Letter:
The COVID-19 pandemic will certainly become a defining moment of the decade and possibly the century. Globally, we have been forced to adapt to a new normal that involves “social distancing,” “shelter-in-place” orders, citizens required to wear personal protective equipment in public, and navigating an economic shutdown. At the time of writing, the United States has surpassed 1 million confirmed cases of COVID-19, and 50,000 deaths in the period of only 2 months.1 The concept of “social distancing” is not new and has been shown to be an effective means to control the spread of highly contagious respiratory pathogens in the past.2 To advance this goal, medical students in the United States have been recommended by the Association of American Medical Colleges to not report for clinical clerkships since mid-March of this year.3 Recent work by Lewis et al.4 summarized how resident neurosurgical education has evolved to meet the needs of residents unable to attend face-to-face meetings. It details a network of virtual conferences, online education resources, and telemedicine visits that allow self-disciplined residents the ability to continue distance learning.4 However, no work to date has examined how undergraduate medical education can adapt to provide continuity of learning for medical students and continue recruitment of students into the field of neurosurgery.
To address this, the Department of Neurosurgery at Emory University School of Medicine has rapidly created a 1-week virtual clerkship that integrates didactics, case discussions, and telemedicine.

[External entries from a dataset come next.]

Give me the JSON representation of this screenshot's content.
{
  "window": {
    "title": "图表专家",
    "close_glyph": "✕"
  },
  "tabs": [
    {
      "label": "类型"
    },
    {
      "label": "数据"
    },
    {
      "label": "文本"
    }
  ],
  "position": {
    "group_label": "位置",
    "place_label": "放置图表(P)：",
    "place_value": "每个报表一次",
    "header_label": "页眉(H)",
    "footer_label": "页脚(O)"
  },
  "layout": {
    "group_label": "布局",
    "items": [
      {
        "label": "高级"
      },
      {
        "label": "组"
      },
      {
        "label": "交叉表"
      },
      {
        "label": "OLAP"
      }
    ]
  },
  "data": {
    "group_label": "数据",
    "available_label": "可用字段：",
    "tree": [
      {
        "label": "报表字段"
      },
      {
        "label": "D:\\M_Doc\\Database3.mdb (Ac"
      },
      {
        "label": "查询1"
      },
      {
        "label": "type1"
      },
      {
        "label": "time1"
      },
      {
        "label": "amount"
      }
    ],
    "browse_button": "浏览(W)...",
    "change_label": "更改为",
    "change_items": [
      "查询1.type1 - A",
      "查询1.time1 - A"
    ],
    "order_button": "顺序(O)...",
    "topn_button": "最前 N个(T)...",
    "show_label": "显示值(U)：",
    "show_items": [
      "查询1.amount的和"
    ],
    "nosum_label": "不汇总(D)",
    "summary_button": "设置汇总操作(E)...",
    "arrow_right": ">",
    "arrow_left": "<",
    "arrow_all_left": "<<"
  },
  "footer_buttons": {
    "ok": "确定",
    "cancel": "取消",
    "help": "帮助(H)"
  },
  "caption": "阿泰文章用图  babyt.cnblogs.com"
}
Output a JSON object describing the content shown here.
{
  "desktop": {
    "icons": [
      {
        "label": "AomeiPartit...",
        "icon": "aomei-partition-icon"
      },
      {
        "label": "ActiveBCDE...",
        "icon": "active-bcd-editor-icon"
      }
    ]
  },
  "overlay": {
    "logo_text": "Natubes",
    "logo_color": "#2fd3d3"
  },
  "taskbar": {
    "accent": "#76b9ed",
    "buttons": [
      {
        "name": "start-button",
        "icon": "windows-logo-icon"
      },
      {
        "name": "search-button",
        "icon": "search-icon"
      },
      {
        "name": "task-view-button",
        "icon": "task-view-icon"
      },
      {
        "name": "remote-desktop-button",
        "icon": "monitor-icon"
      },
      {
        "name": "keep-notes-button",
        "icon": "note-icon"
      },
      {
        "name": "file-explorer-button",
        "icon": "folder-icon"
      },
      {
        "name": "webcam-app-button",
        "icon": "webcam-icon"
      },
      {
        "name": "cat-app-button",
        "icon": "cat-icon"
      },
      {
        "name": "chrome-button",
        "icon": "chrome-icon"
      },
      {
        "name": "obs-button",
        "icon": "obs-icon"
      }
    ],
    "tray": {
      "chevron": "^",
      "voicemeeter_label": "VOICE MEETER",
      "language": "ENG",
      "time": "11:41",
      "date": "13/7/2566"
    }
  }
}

In this letter, we wish to share our method for developing and delivering this curriculum to the Class of 2022 at our institution, as well as early lessons learned from the first iteration of this course.
Background
At our institution, the Class of 2022 had just begun their core clerkships (what most would call an “M3” student or a “third-year medical student”) in March 2020. Before these students had even reached 2 weeks of clinical coursework, their rotations were suspended without a plan on how to continue facilitating their medical educations. It is imperative that their education continue remotely to ensure an on-time graduation. Furthermore, there is still uncertainty as to when students may be allowed back into clinical settings, a decision that rests on individual schools, as well as local, state, and national governments. A delay in the completion of medical training for an entire class of students would have unforeseen and severe implications in the stability of our nation's medical schools and residency programs.
Virtual learning has been proven as a useful adjuvant to clinical education, and it has been used as a component of medical training during preclinical years.5 , 6 In fact, the use of teleconferences as a component of a surgical clerkship has been shown to increase the opportunity for student learning, and provide a medium to facilitate discussion of clinical cases.7 Others have used techniques, such as virtual reality, live streaming rounds from the hospital, and virtual patients, as a means to remotely educate students and develop their clinical skills.8, 9, 10, 11, 12, 13 During the COVID-19 pandemic, there has been a push to create a temporary fully virtual curriculum for trainees of all levels. Within our field of neurosurgery, the Congress of Neurological Surgeons has provided virtual learning in the form of online grand rounds and virtual visiting professors that provide 2–3 hours per week of didactics from faculty around the country.14 Despite all of these efforts, however, the gaps left in the standard third-year medical student clinical curriculum remains unfilled. Crucially, no medical school has yet reported a virtual class for third-year medical students within the field of neurosurgery that incorporates telemedicine.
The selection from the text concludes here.